Advantages of social selling
- You can capitalize on the work you’ve already done to build up your networks. Have you already been successful at building up your social presence? The ability to sell products directly on your social media page is a great way to capitalize on a high follower or fan count. If your website only gets a dozen or so hits a day but your Facebook page is getting thousands of likes a minute, clearly that is where your customers are. Authors and artists particularly may have built up a large community of fans in their networks and adding e-commerce to your page or profile is one of the easiest ways to capitalize on it.

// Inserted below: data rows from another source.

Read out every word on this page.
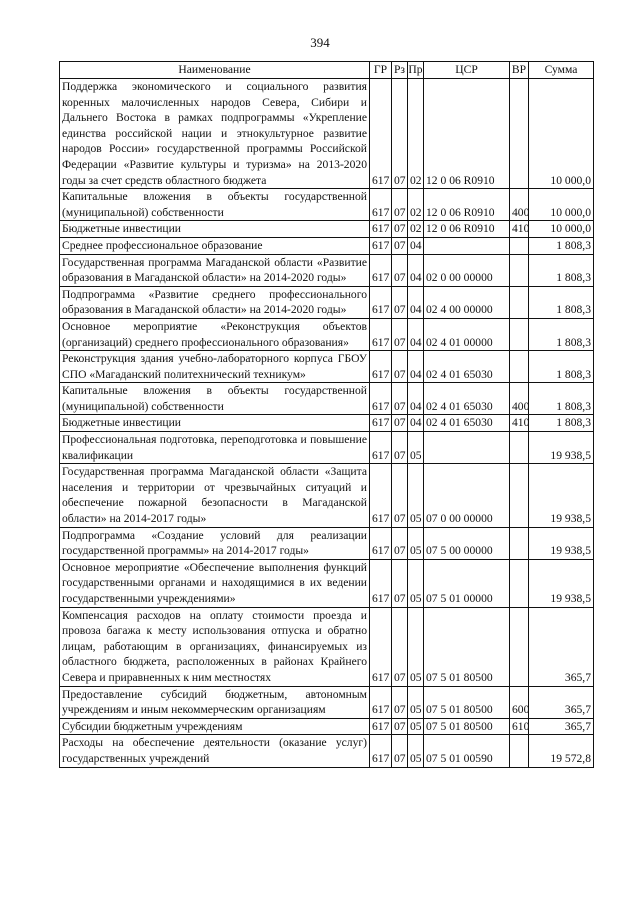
394
Наименование	ГР	Рз	Пр	ЦСР	ВР	Сумма
Поддержка экономического и социального развития коренных малочисленных народов Севера, Сибири и Дальнего Востока в рамках подпрограммы «Укрепление единства российской нации и этнокультурное развитие народов России» государственной программы Российской Федерации «Развитие культуры и туризма» на 2013-2020 годы за счет средств областного бюджета	617	07	02	12 0 06 R0910		10 000,0
Капитальные вложения в объекты государственной (муниципальной) собственности	617	07	02	12 0 06 R0910	400	10 000,0
Бюджетные инвестиции	617	07	02	12 0 06 R0910	410	10 000,0
Среднее профессиональное образование	617	07	04			1 808,3
Государственная программа Магаданской области «Развитие образования в Магаданской области» на 2014-2020 годы»	617	07	04	02 0 00 00000		1 808,3
Подпрограмма «Развитие среднего профессионального образования в Магаданской области» на 2014-2020 годы»	617	07	04	02 4 00 00000		1 808,3
Основное мероприятие «Реконструкция объектов (организаций) среднего профессионального образования»	617	07	04	02 4 01 00000		1 808,3
Реконструкция здания учебно-лабораторного корпуса ГБОУ СПО «Магаданский политехнический техникум»	617	07	04	02 4 01 65030		1 808,3
Капитальные вложения в объекты государственной (муниципальной) собственности	617	07	04	02 4 01 65030	400	1 808,3
Бюджетные инвестиции	617	07	04	02 4 01 65030	410	1 808,3
Профессиональная подготовка, переподготовка и повышение квалификации	617	07	05			19 938,5
Государственная программа Магаданской области «Защита населения и территории от чрезвычайных ситуаций и обеспечение пожарной безопасности в Магаданской области» на 2014-2017 годы»	617	07	05	07 0 00 00000		19 938,5
Подпрограмма «Создание условий для реализации государственной программы» на 2014-2017 годы»	617	07	05	07 5 00 00000		19 938,5
Основное мероприятие «Обеспечение выполнения функций государственными органами и находящимися в их ведении государственными учреждениями»	617	07	05	07 5 01 00000		19 938,5
Компенсация расходов на оплату стоимости проезда и провоза багажа к месту использования отпуска и обратно лицам, работающим в организациях, финансируемых из областного бюджета, расположенных в районах Крайнего Севера и приравненных к ним местностях	617	07	05	07 5 01 80500		365,7
Предоставление субсидий бюджетным, автономным учреждениям и иным некоммерческим организациям	617	07	05	07 5 01 80500	600	365,7
Субсидии бюджетным учреждениям	617	07	05	07 5 01 80500	610	365,7
Расходы на обеспечение деятельности (оказание услуг) государственных учреждений	617	07	05	07 5 01 00590		19 572,8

- You’ll get extra promotional tools. Every network also has their own marketing features that can help you get your items in front of new customers. Hashtags, tags, chats, shares, repins, retweets, and reblogs are all free ways you and your customers can spread the word about your items. Promoted posts, Facebook ads, sponsored tweets and other paid marketing tools can be pricey but can get your brand and items in front of new customers you’d never be able to reach without the tools of the network you’re on.
- It’s where people are! Even the least tech savvy internet users are on Facebook these days while every niche has their preferred social hangout. If you already know where your best potential customers are, why go anywhere else?
Disadvantages to selling exclusively on mobile and social networks
- Not everyone has a smartphone or social network account. Go mobile only and you’ll be missing out on the 40% of the population without a smartphone as well as traditional web traffic making marketing that much more difficult. While billions of people use social media, there are billions more who don’t participate in any social networking or do so only on one network and you’ll be deliberately excluding a chunk of your potential customers. While future tech developments may make me eat my words, I can’t currently see any reason to limit your sales when there are so many options that let you cross list your items on mobile, social and traditional web at the same time. As long as whatever selling option you finally decide on provides a mobile version of your items and you utilize social tools, you’ll have the best of both worlds.
- You’ll be at the mercy of the social network itself. If your only retail channel is your Facebook page, what do you do if the site goes down or the terms of the site change in a way that effects your items? How would a Twitter Fail Whale effect your big sale? Do you really want to invest all the time and energy of promoting your items only to drive traffic to a site you don’t own and can’t control?
- Getting traffic to your page on any social network site isn’t much easier than getting it to any other website. Tags, hashtags and promoted posts can all help to help buyers find you but you could also just use those tools to bring them to your existing external site. If you’re going to go through all the work and expensive of bringing in buyers, shouldn’t it be to your own space, not someone else’s?